Technical Abstract: Race TTKSK (or Ug99) of Puccinia graminis f. sp. tritici (Pgt), the causal agent of wheat stem rust, is a serious threat to wheat production worldwide. The best approach to reduce this threat is to identify and deploy new stem rust resistance genes. Diploid wheat, Triticum monococcum (genome Am), has wild and cultivated forms, that have been utilized previously for the introgression of stem rust resistance genes Sr21, Sr22, and Sr35. Multi-pathotype seedling tests of biparental populations demonstrated that T. monococcum accession PI 306540 from Romania, contains a different recessive resistance gene effective to all Pgt races screened so far (including race TTKSK), which we will refer to as SrTm4 (fourth stem rust resistance gene characterized from T. monococcum).

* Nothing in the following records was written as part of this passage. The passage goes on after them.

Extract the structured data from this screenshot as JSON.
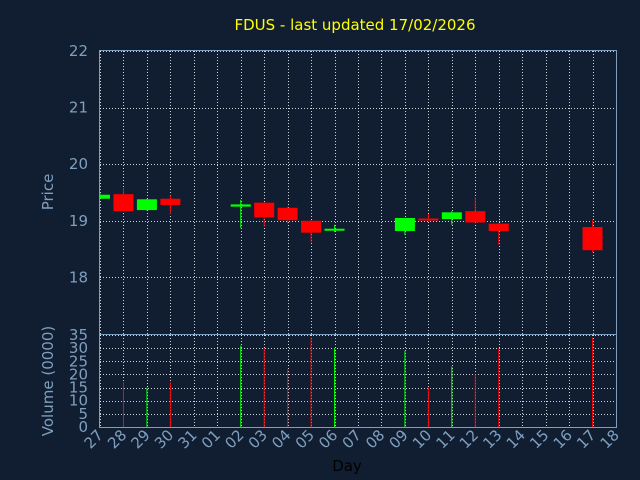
{
  "chart_data": {
    "type": "candlestick",
    "title": "FDUS - last updated 17/02/2026",
    "xlabel": "Day",
    "ylabel_price": "Price",
    "ylabel_volume": "Volume (0000)",
    "x_ticks": [
      "27",
      "28",
      "29",
      "30",
      "31",
      "01",
      "02",
      "03",
      "04",
      "05",
      "06",
      "07",
      "08",
      "09",
      "10",
      "11",
      "12",
      "13",
      "14",
      "15",
      "16",
      "17",
      "18"
    ],
    "price_ylim": [
      17.0,
      22.0
    ],
    "price_ticks": [
      18,
      19,
      20,
      21,
      22
    ],
    "volume_ylim": [
      0,
      35
    ],
    "volume_ticks": [
      0,
      5,
      10,
      15,
      20,
      25,
      30,
      35
    ],
    "grid": true,
    "colors": {
      "up": "#00ff00",
      "down": "#ff0000",
      "background": "#111e31",
      "title": "#ffff00",
      "axis_text": "#7f9fbf",
      "grid": "#ffffff",
      "frame": "#7f9fbf"
    },
    "candles": [
      {
        "x": "27",
        "open": 19.39,
        "high": 19.48,
        "low": 19.39,
        "close": 19.46,
        "volume": 0
      },
      {
        "x": "28",
        "open": 19.47,
        "high": 19.58,
        "low": 19.16,
        "close": 19.17,
        "volume": 17
      },
      {
        "x": "29",
        "open": 19.19,
        "high": 19.39,
        "low": 19.18,
        "close": 19.38,
        "volume": 15
      },
      {
        "x": "30",
        "open": 19.39,
        "high": 19.45,
        "low": 19.12,
        "close": 19.28,
        "volume": 17
      },
      {
        "x": "02",
        "open": 19.25,
        "high": 19.37,
        "low": 18.87,
        "close": 19.29,
        "volume": 31
      },
      {
        "x": "03",
        "open": 19.32,
        "high": 19.33,
        "low": 18.9,
        "close": 19.06,
        "volume": 30
      },
      {
        "x": "04",
        "open": 19.23,
        "high": 19.25,
        "low": 18.95,
        "close": 19.01,
        "volume": 22
      },
      {
        "x": "05",
        "open": 19.0,
        "high": 19.01,
        "low": 18.62,
        "close": 18.79,
        "volume": 34
      },
      {
        "x": "06",
        "open": 18.84,
        "high": 18.93,
        "low": 18.8,
        "close": 18.86,
        "volume": 30
      },
      {
        "x": "09",
        "open": 18.82,
        "high": 19.05,
        "low": 18.75,
        "close": 19.05,
        "volume": 29
      },
      {
        "x": "10",
        "open": 19.04,
        "high": 19.12,
        "low": 19.0,
        "close": 19.01,
        "volume": 15
      },
      {
        "x": "11",
        "open": 19.03,
        "high": 19.17,
        "low": 18.93,
        "close": 19.15,
        "volume": 23
      },
      {
        "x": "12",
        "open": 19.17,
        "high": 19.41,
        "low": 18.97,
        "close": 18.97,
        "volume": 20
      },
      {
        "x": "13",
        "open": 18.95,
        "high": 18.96,
        "low": 18.58,
        "close": 18.82,
        "volume": 30
      },
      {
        "x": "17",
        "open": 18.89,
        "high": 19.02,
        "low": 18.44,
        "close": 18.48,
        "volume": 34
      }
    ]
  }
}
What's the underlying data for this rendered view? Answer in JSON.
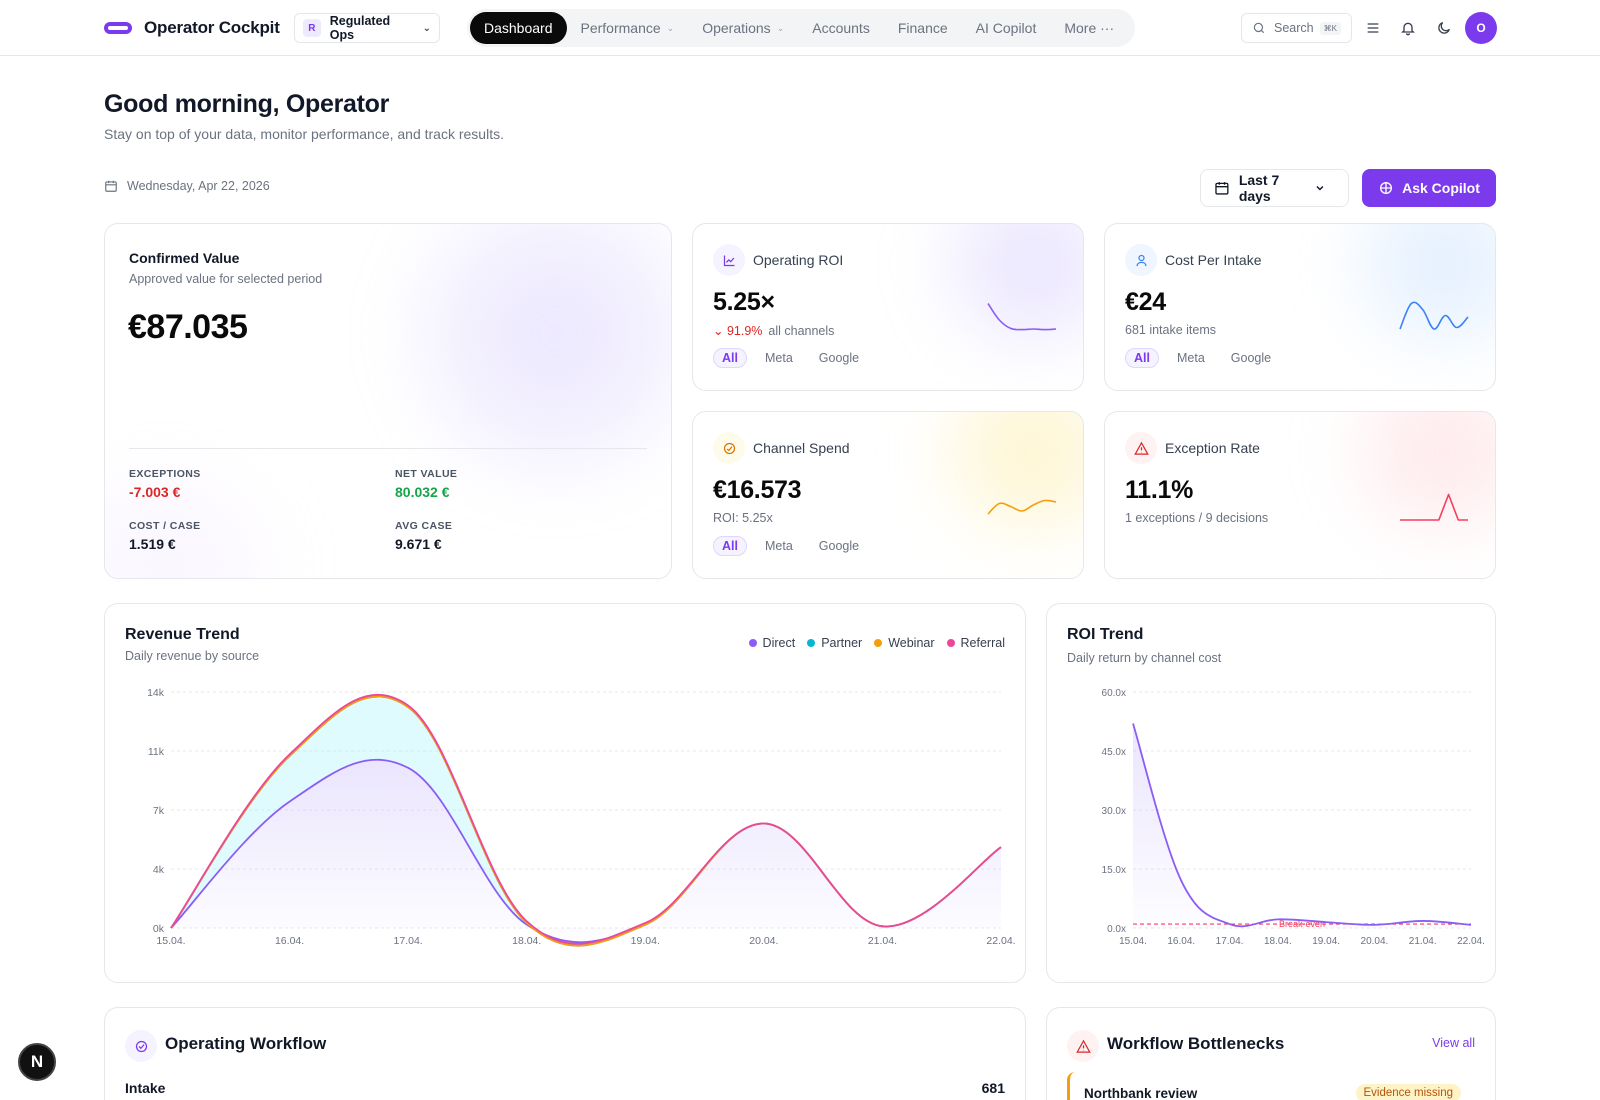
{
  "nav": {
    "brand": "Operator Cockpit",
    "org_initial": "R",
    "org_name": "Regulated Ops",
    "items": [
      {
        "label": "Dashboard",
        "active": true,
        "dropdown": false
      },
      {
        "label": "Performance",
        "active": false,
        "dropdown": true
      },
      {
        "label": "Operations",
        "active": false,
        "dropdown": true
      },
      {
        "label": "Accounts",
        "active": false,
        "dropdown": false
      },
      {
        "label": "Finance",
        "active": false,
        "dropdown": false
      },
      {
        "label": "AI Copilot",
        "active": false,
        "dropdown": false
      },
      {
        "label": "More ···",
        "active": false,
        "dropdown": false
      }
    ],
    "search_label": "Search",
    "search_shortcut": "⌘K",
    "avatar_initial": "O",
    "icons": [
      "menu-icon",
      "bell-icon",
      "moon-icon"
    ]
  },
  "header": {
    "greeting": "Good morning, Operator",
    "subtitle": "Stay on top of your data, monitor performance, and track results.",
    "date": "Wednesday, Apr 22, 2026",
    "range_label": "Last 7 days",
    "copilot_label": "Ask Copilot"
  },
  "confirmed": {
    "title": "Confirmed Value",
    "subtitle": "Approved value for selected period",
    "value": "€87.035",
    "stats": [
      {
        "label": "EXCEPTIONS",
        "value": "-7.003 €",
        "tone": "red"
      },
      {
        "label": "NET VALUE",
        "value": "80.032 €",
        "tone": "green"
      },
      {
        "label": "COST / CASE",
        "value": "1.519 €",
        "tone": "default"
      },
      {
        "label": "AVG CASE",
        "value": "9.671 €",
        "tone": "default"
      }
    ]
  },
  "kpis": {
    "roi": {
      "title": "Operating ROI",
      "value": "5.25×",
      "delta": "⌄ 91.9%",
      "sub": "all channels",
      "chips": [
        "All",
        "Meta",
        "Google"
      ],
      "color": "#8b5cf6",
      "spark": [
        0.95,
        0.4,
        0.12,
        0.08,
        0.1,
        0.08,
        0.1
      ]
    },
    "cpi": {
      "title": "Cost Per Intake",
      "value": "€24",
      "sub": "681 intake items",
      "chips": [
        "All",
        "Meta",
        "Google"
      ],
      "color": "#3b82f6",
      "spark": [
        0.1,
        0.95,
        0.75,
        0.1,
        0.55,
        0.15,
        0.5
      ]
    },
    "spend": {
      "title": "Channel Spend",
      "value": "€16.573",
      "sub": "ROI: 5.25x",
      "chips": [
        "All",
        "Meta",
        "Google"
      ],
      "color": "#f59e0b",
      "spark": [
        0.2,
        0.55,
        0.45,
        0.3,
        0.5,
        0.65,
        0.6
      ]
    },
    "exception": {
      "title": "Exception Rate",
      "value": "11.1%",
      "sub": "1 exceptions / 9 decisions",
      "color": "#f43f5e",
      "spark": [
        0,
        0,
        0,
        0,
        0,
        0.85,
        0,
        0
      ]
    }
  },
  "revenue": {
    "title": "Revenue Trend",
    "subtitle": "Daily revenue by source",
    "legend": [
      {
        "name": "Direct",
        "color": "#8b5cf6"
      },
      {
        "name": "Partner",
        "color": "#06b6d4"
      },
      {
        "name": "Webinar",
        "color": "#f59e0b"
      },
      {
        "name": "Referral",
        "color": "#ec4899"
      }
    ]
  },
  "roi_trend": {
    "title": "ROI Trend",
    "subtitle": "Daily return by channel cost",
    "break_even_label": "Break-even"
  },
  "chart_data": [
    {
      "type": "area",
      "title": "Revenue Trend",
      "subtitle": "Daily revenue by source",
      "categories": [
        "15.04.",
        "16.04.",
        "17.04.",
        "18.04.",
        "19.04.",
        "20.04.",
        "21.04.",
        "22.04."
      ],
      "y_ticks": [
        "0k",
        "4k",
        "7k",
        "11k",
        "14k"
      ],
      "ylim": [
        0,
        14000
      ],
      "stacked": true,
      "legend_position": "top-right",
      "series": [
        {
          "name": "Direct",
          "values": [
            0,
            7500,
            9500,
            200,
            200,
            6200,
            100,
            4800
          ]
        },
        {
          "name": "Partner",
          "values": [
            0,
            2700,
            3600,
            100,
            0,
            0,
            0,
            0
          ]
        },
        {
          "name": "Webinar",
          "values": [
            0,
            0,
            0,
            0,
            0,
            0,
            0,
            0
          ]
        },
        {
          "name": "Referral",
          "values": [
            0,
            100,
            100,
            100,
            100,
            0,
            0,
            0
          ]
        }
      ]
    },
    {
      "type": "line",
      "title": "ROI Trend",
      "subtitle": "Daily return by channel cost",
      "categories": [
        "15.04.",
        "16.04.",
        "17.04.",
        "18.04.",
        "19.04.",
        "20.04.",
        "21.04.",
        "22.04."
      ],
      "y_ticks": [
        "0.0x",
        "15.0x",
        "30.0x",
        "45.0x",
        "60.0x"
      ],
      "ylim": [
        0,
        60
      ],
      "series": [
        {
          "name": "ROI",
          "values": [
            52,
            12,
            1,
            2.2,
            1.5,
            0.8,
            1.8,
            0.8
          ]
        }
      ],
      "reference_line": {
        "value": 1,
        "label": "Break-even"
      }
    }
  ],
  "workflow": {
    "title": "Operating Workflow",
    "rows": [
      {
        "label": "Intake",
        "value": "681"
      }
    ]
  },
  "bottlenecks": {
    "title": "Workflow Bottlenecks",
    "view_all": "View all",
    "items": [
      {
        "name": "Northbank review",
        "badge": "Evidence missing"
      }
    ]
  },
  "next_badge": "N"
}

Using two mapping populations derived from crosses of PI 272557 × PI 306540 and G3116 × PI 306540, we mapped SrTm4 on chromosome arm 2AmL within a 2.1 cM interval flanked by sequence-tagged markers BQ461276 and DR732348, which corresponds to a 240-kb region in Brachypodium chromosome 5. The eight microsatellite and nine sequence-tagged markers linked to SrTm4 will facilitate the introgression of this resistance gene into hexaploid wheat and accelerate the deployment of SrTm4-mediated Ug99 resistance in common wheat breeding programs.